In the statement of case filed on February 15, 2023, the plaintiffs held that the Church started originally as a healing, teaching and deliverance ministry, but developed over the years into “an all-purpose church”.

The plaintiffs said the Church had an organisational structure made up of assemblies, spread over the district and regions of Ghana and abroad.

They said the Church was founded as “The Lord is their Temple” in 1954 by Gilbert Ablorh Lawson and over the years became known as “The Divine Healers Church”.

The plaintiffs said after the death of Gilbert Ablorh Lawson in 1989, the leadership and membership of the Church decided to have a constitution to govern the operations and activities of the Church.

They said the Church finally had a written constitution in 1999 and the constitution provided term limits for all its office holders and age limit for some officer holders.

According to the plaintiffs, the constitution of the Church provided that the national church congress shall be the highest administrative and policy making body.

They said the constitution of the Church provided that the term of office of members, National Executive Board (NEB) shall be five years and members would be eligible for re-appointment for a second term of office.

The plaintiffs said the second defendant (Apostle Adade) who was also the head of Administration of the Church, assumed his first term of office in 2006, which ended in 2011 and that he had served a second term from 2011 and ended in 2016.

They contended that, despite the second term of office for Apostle Adade, he allegedly failed to leave office, although there was no constitutional provision for a third term of office.

“The continuous stay of office by the second defendant (Apostle Adade) was unconstitutional, arbitrary and amounts to an attempt by the second defendant to remain in office as a life General Overseer and member of the National Executive Board.”

According to the plaintiffs, Apostle Adade, after exceeding the age limit of 65, was not qualified to have stayed or remained in office as General Overseer and member of the NEB beyond the year 2011.
They said the defendants could not be in office “by spiritual subterfuge in the name of purported prophesies by the second defendant.”

“The second defendants claim the Holy Spirit has revealed through prophesies that he and his team should remain in office.
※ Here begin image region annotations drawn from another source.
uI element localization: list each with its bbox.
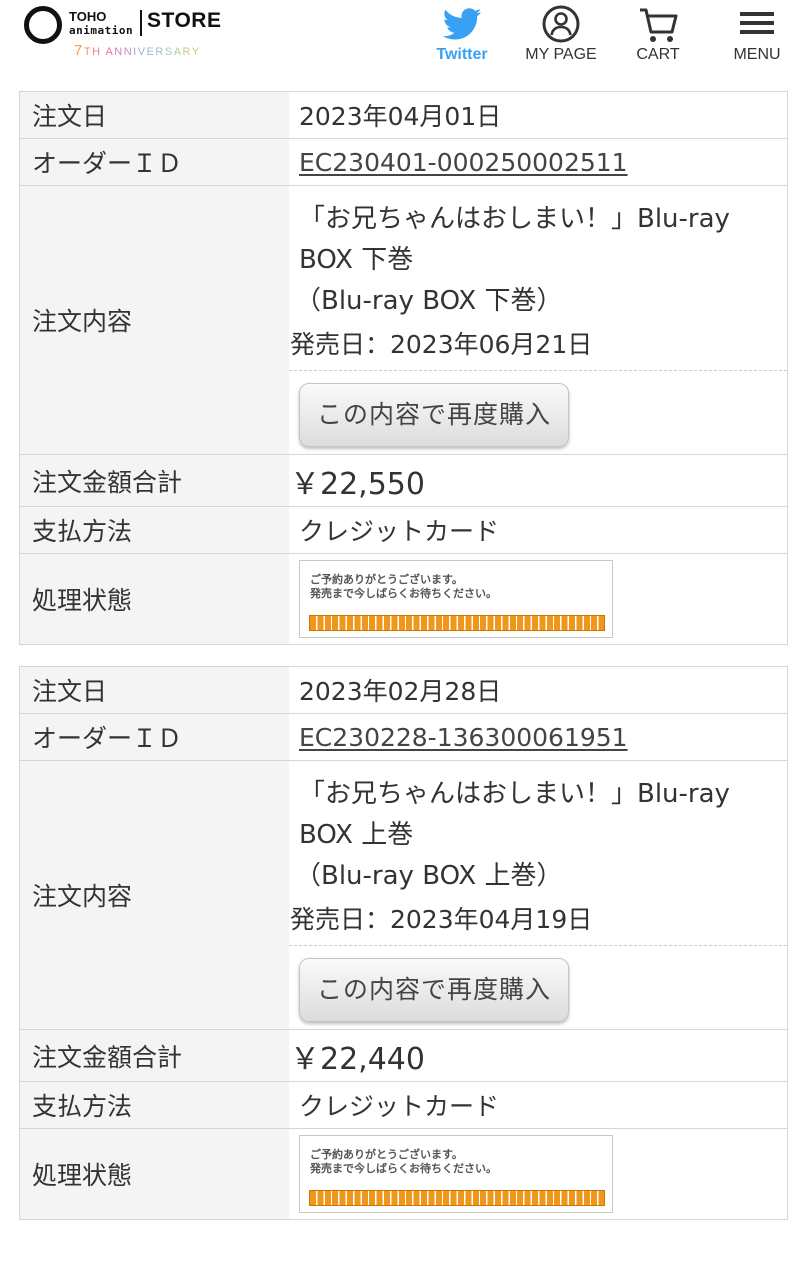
order-content-row: 注文内容 「お兄ちゃんはおしまい！」Blu-ray BOX 下巻 （Blu-ra… bbox=[20, 185, 787, 454]
payment-method-row: 支払方法 クレジットカード bbox=[20, 506, 787, 553]
status-progress-bar bbox=[309, 615, 605, 631]
nav-my-page-label: MY PAGE bbox=[525, 46, 597, 63]
order-date-row: 注文日 2023年04月01日 bbox=[20, 92, 787, 138]
order-total-value: ￥22,550 bbox=[289, 455, 787, 506]
order-history-table: 注文日 2023年02月28日 オーダーＩＤ EC230228-13630006… bbox=[19, 666, 788, 1220]
order-content-label: 注文内容 bbox=[20, 761, 289, 1029]
status-image: ご予約ありがとうございます。 発売まで今しばらくお待ちください。 bbox=[299, 560, 613, 638]
nav-cart-label: CART bbox=[636, 46, 680, 63]
release-date: 発売日：2023年04月19日 bbox=[289, 897, 787, 946]
status-row: 処理状態 ご予約ありがとうございます。 発売まで今しばらくお待ちください。 bbox=[20, 1128, 787, 1219]
store-logo[interactable]: TOHO animation STORE 7TH ANNIVERSARY bbox=[22, 4, 222, 64]
site-header: TOHO animation STORE 7TH ANNIVERSARY Twi… bbox=[0, 0, 806, 80]
logo-ring-icon bbox=[24, 6, 62, 44]
order-total-label: 注文金額合計 bbox=[20, 455, 289, 506]
order-total-value: ￥22,440 bbox=[289, 1030, 787, 1081]
status-text-line1: ご予約ありがとうございます。 bbox=[310, 573, 463, 586]
cart-icon bbox=[640, 8, 678, 42]
status-text-line1: ご予約ありがとうございます。 bbox=[310, 1148, 463, 1161]
status-label: 処理状態 bbox=[20, 554, 289, 644]
order-content-label: 注文内容 bbox=[20, 186, 289, 454]
payment-method-label: 支払方法 bbox=[20, 507, 289, 553]
order-id-row: オーダーＩＤ EC230401-000250002511 bbox=[20, 138, 787, 185]
rebuy-button[interactable]: この内容で再度購入 bbox=[299, 958, 569, 1022]
order-id-link[interactable]: EC230228-136300061951 bbox=[299, 723, 628, 752]
nav-menu[interactable]: MENU bbox=[726, 4, 788, 64]
order-id-label: オーダーＩＤ bbox=[20, 714, 289, 760]
status-text-line2: 発売まで今しばらくお待ちください。 bbox=[310, 587, 497, 600]
order-id-label: オーダーＩＤ bbox=[20, 139, 289, 185]
nav-menu-label: MENU bbox=[733, 46, 781, 63]
item-title: 「お兄ちゃんはおしまい！」Blu-ray BOX 下巻 bbox=[299, 204, 730, 275]
logo-store: STORE bbox=[147, 9, 222, 32]
status-text-line2: 発売まで今しばらくお待ちください。 bbox=[310, 1162, 497, 1175]
order-total-row: 注文金額合計 ￥22,440 bbox=[20, 1029, 787, 1081]
logo-brand: TOHO bbox=[69, 9, 107, 24]
order-date-label: 注文日 bbox=[20, 92, 289, 138]
nav-my-page[interactable]: MY PAGE bbox=[520, 4, 602, 64]
order-content-row: 注文内容 「お兄ちゃんはおしまい！」Blu-ray BOX 上巻 （Blu-ra… bbox=[20, 760, 787, 1029]
nav-twitter[interactable]: Twitter bbox=[428, 4, 496, 64]
order-id-link[interactable]: EC230401-000250002511 bbox=[299, 148, 628, 177]
user-icon bbox=[542, 5, 580, 43]
order-date-row: 注文日 2023年02月28日 bbox=[20, 667, 787, 713]
logo-anniversary: 7TH ANNIVERSARY bbox=[74, 42, 201, 59]
hamburger-icon bbox=[740, 12, 774, 34]
status-image: ご予約ありがとうございます。 発売まで今しばらくお待ちください。 bbox=[299, 1135, 613, 1213]
order-date-value: 2023年04月01日 bbox=[289, 92, 787, 138]
payment-method-row: 支払方法 クレジットカード bbox=[20, 1081, 787, 1128]
order-history-table: 注文日 2023年04月01日 オーダーＩＤ EC230401-00025000… bbox=[19, 91, 788, 645]
payment-method-value: クレジットカード bbox=[289, 507, 787, 553]
payment-method-value: クレジットカード bbox=[289, 1082, 787, 1128]
payment-method-label: 支払方法 bbox=[20, 1082, 289, 1128]
item-subtitle: （Blu-ray BOX 下巻） bbox=[295, 286, 563, 316]
status-progress-bar bbox=[309, 1190, 605, 1206]
nav-cart[interactable]: CART bbox=[628, 4, 688, 64]
item-title: 「お兄ちゃんはおしまい！」Blu-ray BOX 上巻 bbox=[299, 779, 730, 850]
order-id-row: オーダーＩＤ EC230228-136300061951 bbox=[20, 713, 787, 760]
item-subtitle: （Blu-ray BOX 上巻） bbox=[295, 861, 563, 891]
status-row: 処理状態 ご予約ありがとうございます。 発売まで今しばらくお待ちください。 bbox=[20, 553, 787, 644]
order-date-label: 注文日 bbox=[20, 667, 289, 713]
order-date-value: 2023年02月28日 bbox=[289, 667, 787, 713]
status-label: 処理状態 bbox=[20, 1129, 289, 1219]
logo-divider bbox=[140, 10, 142, 36]
twitter-bird-icon bbox=[442, 8, 482, 40]
rebuy-button[interactable]: この内容で再度購入 bbox=[299, 383, 569, 447]
nav-twitter-label: Twitter bbox=[436, 46, 488, 63]
order-total-label: 注文金額合計 bbox=[20, 1030, 289, 1081]
logo-sub: animation bbox=[69, 24, 134, 37]
order-total-row: 注文金額合計 ￥22,550 bbox=[20, 454, 787, 506]
release-date: 発売日：2023年06月21日 bbox=[289, 322, 787, 371]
“The persons behind the prophecies and place of prophecies are unknown to the members of the Church except the second defendant and his team of beneficiaries.”

According to the plaintiffs any attempt to challenge the prophesies was considered as “lack of religious faith in God and belief in God’s word” and considered “abominable act.”

They held that the defendants only applied to the Constitution of the Church when it suited them and only when a member was being dismissed.

The plaintiffs alleged that the defendants had, without consultation with membership of the Church, engaged a lawyer to amend the Church’s constitution to remove the term limits and age limits and election of church leaders.

They said members had become helpless as the defendants continued to hold on to power and needed the order of the court to stop them.

Mr Bob Senyalah represented the plaintiffs while Mr Faustell K. A Cofie represented the defendants in court.